Frost and Will walked on the uneven dug-up earth, on the sparse carpet of dead leaves, through the widespread workers and the several wagons with their black and white steers. Everyone was out, the guards, the old folks, the few children, none of them near Will’s age.
Fire worked alone. No one within fifty yards. Her voice was shrill. “I know what you’re up to” she hollered. “You can’t fool me. The spuds tell me everythin’.” She bent and put a hand to her ear and cocked her head like a robin. “Oh, is that so?” she said loudly. “Evil plans, is it? Well, don’t worry, spuds, I got my own plans.”
Will would not turn in her direction. Frost called “Good morning, Fire.”
Fire was silent for a few seconds as she stood with her dirty hands on her hips, watching Frost and Will pass. She was a pretty woman, although many of her teeth were missing. She had reddish hair in loose tangled waves gone mostly to grey and wore a short rag dress. She picked up a potato and threw it, but it landed far short.

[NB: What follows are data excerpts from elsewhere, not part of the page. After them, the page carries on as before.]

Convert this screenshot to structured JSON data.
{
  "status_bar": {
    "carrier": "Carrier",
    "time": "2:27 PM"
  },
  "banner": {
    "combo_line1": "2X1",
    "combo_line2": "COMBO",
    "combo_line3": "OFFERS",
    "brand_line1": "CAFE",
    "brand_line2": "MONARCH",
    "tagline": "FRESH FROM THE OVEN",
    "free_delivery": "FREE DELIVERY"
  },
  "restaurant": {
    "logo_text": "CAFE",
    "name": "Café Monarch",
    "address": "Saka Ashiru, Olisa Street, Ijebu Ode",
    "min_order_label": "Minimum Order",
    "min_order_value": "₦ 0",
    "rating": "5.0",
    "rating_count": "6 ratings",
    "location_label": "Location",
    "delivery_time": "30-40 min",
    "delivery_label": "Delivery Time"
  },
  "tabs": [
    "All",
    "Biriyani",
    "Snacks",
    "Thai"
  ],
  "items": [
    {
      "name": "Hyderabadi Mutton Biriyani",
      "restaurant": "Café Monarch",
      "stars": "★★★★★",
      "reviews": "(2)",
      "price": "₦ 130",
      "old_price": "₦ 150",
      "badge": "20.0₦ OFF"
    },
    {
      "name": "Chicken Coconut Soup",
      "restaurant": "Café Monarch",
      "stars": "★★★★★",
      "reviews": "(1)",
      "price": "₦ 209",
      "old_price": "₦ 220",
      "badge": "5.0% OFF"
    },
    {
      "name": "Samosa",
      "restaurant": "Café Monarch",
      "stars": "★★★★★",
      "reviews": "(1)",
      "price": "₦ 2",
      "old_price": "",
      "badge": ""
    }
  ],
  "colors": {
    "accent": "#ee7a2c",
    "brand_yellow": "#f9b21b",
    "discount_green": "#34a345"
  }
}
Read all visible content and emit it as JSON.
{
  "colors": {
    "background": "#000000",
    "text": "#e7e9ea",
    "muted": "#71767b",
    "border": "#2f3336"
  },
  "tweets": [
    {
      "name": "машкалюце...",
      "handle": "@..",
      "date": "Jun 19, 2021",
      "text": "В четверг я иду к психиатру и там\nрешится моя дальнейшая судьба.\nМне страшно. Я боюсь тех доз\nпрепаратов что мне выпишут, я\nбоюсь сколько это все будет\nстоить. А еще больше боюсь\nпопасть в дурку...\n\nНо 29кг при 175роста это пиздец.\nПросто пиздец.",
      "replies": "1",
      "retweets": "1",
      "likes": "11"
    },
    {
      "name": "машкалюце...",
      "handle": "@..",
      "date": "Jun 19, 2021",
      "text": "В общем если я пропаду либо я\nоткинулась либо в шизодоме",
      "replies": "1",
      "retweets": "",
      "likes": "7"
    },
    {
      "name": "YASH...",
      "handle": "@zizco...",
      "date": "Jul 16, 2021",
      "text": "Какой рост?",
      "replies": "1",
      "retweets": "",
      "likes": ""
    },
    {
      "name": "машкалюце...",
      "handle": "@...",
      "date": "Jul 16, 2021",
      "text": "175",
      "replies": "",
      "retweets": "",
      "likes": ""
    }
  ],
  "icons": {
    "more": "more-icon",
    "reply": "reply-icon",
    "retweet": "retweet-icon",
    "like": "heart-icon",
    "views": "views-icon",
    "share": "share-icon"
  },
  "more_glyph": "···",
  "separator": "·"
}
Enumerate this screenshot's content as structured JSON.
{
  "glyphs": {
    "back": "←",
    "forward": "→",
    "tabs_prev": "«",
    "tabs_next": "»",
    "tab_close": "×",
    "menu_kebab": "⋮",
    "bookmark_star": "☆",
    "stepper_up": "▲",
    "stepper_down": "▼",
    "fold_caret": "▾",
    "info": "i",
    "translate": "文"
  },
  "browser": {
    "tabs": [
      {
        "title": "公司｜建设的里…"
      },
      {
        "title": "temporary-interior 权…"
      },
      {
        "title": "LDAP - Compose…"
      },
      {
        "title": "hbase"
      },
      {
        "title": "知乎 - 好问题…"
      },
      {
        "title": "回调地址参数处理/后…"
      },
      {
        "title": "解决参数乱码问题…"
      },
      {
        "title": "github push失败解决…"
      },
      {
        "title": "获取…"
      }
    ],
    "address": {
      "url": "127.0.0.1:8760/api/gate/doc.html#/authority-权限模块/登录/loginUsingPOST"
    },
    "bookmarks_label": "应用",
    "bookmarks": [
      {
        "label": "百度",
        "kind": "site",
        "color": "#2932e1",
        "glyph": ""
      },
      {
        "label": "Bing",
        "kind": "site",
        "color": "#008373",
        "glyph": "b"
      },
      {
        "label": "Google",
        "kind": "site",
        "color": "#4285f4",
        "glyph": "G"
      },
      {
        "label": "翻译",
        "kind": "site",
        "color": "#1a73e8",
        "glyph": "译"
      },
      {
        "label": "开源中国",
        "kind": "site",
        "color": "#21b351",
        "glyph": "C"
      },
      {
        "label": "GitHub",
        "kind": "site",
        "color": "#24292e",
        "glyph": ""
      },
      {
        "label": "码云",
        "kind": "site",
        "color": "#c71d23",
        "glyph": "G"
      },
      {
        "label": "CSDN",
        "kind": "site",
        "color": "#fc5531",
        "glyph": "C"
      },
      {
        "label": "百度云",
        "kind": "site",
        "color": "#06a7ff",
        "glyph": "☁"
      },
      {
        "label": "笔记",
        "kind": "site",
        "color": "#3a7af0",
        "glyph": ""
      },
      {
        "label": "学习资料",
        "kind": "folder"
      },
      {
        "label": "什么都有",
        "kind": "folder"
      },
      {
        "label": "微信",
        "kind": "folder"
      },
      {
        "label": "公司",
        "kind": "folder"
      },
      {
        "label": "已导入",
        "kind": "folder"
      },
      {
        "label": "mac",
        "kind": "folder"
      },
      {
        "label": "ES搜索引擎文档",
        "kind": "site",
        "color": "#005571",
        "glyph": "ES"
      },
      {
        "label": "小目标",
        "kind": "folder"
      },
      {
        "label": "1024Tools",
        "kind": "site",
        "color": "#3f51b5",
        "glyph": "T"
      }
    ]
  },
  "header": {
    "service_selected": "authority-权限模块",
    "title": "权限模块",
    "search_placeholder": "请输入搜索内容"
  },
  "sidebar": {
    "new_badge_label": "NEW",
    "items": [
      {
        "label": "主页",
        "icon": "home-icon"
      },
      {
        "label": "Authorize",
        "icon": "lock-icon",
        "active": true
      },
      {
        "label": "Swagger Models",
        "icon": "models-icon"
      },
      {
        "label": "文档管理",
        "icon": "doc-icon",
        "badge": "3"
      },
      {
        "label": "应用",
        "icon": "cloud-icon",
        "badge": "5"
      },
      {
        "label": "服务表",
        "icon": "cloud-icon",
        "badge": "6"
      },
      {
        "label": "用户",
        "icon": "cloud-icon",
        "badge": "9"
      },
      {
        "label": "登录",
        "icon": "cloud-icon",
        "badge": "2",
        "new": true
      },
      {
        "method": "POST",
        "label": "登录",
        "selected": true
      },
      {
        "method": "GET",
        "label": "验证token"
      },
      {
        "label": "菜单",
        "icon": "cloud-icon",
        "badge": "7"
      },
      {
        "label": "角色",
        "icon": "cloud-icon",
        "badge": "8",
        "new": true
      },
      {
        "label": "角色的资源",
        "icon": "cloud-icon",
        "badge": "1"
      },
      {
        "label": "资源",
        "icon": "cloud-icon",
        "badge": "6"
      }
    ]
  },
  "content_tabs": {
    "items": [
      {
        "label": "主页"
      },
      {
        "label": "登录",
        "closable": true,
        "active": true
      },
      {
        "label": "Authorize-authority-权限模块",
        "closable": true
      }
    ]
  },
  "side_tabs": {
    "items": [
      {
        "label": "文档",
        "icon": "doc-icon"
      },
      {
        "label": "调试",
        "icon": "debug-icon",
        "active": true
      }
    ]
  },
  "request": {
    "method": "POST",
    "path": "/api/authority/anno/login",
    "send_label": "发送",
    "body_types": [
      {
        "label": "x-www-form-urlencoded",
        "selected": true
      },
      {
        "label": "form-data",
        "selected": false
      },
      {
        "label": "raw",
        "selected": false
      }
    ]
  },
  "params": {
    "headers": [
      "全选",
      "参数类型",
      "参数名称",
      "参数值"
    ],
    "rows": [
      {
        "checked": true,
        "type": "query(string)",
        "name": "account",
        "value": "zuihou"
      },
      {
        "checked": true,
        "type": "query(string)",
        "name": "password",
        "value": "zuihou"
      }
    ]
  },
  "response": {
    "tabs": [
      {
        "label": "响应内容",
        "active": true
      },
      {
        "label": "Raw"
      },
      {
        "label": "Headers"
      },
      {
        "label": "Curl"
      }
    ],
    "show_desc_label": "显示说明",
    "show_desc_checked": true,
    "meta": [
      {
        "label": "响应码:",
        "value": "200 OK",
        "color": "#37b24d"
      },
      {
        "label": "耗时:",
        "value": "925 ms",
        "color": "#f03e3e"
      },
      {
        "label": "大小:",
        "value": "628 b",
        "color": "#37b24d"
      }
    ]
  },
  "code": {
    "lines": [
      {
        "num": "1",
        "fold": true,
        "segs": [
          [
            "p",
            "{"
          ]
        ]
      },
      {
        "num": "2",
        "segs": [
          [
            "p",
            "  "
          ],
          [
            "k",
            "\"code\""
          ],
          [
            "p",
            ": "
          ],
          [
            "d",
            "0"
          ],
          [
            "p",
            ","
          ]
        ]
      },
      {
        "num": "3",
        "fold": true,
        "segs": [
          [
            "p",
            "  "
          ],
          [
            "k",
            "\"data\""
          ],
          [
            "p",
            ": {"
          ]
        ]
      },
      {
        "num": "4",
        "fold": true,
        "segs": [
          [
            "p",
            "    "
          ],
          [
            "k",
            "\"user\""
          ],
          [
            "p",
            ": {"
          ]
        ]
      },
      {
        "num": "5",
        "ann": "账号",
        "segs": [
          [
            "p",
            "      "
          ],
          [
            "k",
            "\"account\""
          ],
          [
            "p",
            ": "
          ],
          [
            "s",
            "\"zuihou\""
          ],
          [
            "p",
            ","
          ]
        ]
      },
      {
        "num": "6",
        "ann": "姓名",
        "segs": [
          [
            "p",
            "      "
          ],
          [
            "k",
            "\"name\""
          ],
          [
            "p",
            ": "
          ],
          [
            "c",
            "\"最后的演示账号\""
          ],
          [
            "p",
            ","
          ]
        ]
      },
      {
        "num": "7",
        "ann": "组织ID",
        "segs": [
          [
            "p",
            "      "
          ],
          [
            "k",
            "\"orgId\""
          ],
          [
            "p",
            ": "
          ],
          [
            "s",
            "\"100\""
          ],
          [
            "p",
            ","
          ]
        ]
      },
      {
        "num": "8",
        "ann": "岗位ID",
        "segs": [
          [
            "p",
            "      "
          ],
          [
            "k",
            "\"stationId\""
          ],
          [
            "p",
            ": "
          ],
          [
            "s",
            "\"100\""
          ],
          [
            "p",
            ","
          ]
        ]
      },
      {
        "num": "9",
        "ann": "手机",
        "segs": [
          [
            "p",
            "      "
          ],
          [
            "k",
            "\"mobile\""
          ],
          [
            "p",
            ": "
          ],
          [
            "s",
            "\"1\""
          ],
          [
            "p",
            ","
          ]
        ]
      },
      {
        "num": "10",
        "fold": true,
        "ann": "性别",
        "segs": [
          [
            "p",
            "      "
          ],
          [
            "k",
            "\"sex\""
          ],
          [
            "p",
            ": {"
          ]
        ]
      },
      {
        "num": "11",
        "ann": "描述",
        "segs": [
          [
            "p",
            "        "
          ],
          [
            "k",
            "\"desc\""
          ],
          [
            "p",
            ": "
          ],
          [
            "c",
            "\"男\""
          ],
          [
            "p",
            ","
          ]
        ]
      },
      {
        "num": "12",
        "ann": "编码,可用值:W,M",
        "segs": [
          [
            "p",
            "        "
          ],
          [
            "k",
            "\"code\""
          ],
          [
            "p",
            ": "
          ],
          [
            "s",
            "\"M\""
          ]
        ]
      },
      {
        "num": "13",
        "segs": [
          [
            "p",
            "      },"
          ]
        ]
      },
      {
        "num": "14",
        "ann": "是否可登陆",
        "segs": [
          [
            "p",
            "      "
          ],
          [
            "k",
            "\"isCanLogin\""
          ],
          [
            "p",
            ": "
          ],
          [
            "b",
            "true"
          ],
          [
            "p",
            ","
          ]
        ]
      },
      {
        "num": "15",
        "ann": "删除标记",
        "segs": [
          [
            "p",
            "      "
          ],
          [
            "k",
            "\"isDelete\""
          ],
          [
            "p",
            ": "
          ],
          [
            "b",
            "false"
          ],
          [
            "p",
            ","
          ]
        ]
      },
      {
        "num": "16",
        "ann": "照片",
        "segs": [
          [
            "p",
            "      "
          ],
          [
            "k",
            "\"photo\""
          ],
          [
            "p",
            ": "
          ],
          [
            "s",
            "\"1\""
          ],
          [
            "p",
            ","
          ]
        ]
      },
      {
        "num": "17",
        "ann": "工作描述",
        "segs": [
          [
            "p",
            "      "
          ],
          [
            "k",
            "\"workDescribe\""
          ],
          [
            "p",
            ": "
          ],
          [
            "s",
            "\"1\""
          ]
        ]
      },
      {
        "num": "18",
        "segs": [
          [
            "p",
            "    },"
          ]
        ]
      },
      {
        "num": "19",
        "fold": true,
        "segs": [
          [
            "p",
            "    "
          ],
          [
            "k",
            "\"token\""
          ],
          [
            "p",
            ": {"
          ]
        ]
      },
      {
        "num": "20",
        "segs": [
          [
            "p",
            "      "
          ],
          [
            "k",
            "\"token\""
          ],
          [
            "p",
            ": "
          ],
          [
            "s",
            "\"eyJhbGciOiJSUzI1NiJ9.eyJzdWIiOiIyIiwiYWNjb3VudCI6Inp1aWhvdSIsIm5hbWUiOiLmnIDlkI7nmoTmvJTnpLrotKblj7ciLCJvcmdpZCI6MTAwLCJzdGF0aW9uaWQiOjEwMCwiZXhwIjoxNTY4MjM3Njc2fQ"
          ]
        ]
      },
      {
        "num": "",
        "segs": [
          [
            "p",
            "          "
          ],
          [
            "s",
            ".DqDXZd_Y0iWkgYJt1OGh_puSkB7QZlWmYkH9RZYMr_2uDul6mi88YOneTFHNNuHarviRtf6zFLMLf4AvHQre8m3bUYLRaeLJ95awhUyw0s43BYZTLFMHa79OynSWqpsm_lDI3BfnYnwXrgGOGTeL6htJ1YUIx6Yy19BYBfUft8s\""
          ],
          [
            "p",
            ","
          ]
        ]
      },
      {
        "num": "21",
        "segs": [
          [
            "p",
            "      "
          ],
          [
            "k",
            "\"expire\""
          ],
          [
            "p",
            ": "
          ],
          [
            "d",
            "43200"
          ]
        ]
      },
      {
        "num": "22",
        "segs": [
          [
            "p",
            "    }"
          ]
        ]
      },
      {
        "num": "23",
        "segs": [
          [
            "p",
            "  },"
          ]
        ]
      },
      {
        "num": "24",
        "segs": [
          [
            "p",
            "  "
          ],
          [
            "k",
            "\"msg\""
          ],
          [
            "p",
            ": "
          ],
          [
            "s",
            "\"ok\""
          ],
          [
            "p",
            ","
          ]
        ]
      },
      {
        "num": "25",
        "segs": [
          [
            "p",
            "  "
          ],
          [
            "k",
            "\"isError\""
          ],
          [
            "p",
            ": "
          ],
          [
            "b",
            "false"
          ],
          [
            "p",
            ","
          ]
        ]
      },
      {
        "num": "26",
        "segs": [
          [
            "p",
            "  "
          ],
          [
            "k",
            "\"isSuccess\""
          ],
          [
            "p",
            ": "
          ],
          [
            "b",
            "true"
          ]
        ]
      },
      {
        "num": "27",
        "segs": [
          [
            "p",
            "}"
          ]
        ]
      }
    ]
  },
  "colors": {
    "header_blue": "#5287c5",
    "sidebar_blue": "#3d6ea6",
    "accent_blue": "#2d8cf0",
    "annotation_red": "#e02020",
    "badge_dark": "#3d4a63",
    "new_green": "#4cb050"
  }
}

Frost spotted Daniel Charlie, and he and Will walked on toward him.
Fire started up again. “I know what you’re plannin’, Frost. The spuds tell me everythin’.”
Frost tried not to walk faster.
“Frost, Frost, I seen Zahra.”
Frost stopped. Will said “Never mind, Grampa. Don’t pay any attention to her. She’s just crazy.”
Fire called “She come to tell me what you’re up to. She come down the river on the midnight tide from the farm of the Ghost Crew.”
They moved on, and now it was Frost who would not look at Fire. Will picked up a stone and threw it at her.
“No, no, Will. She can’t help it. She sees things.”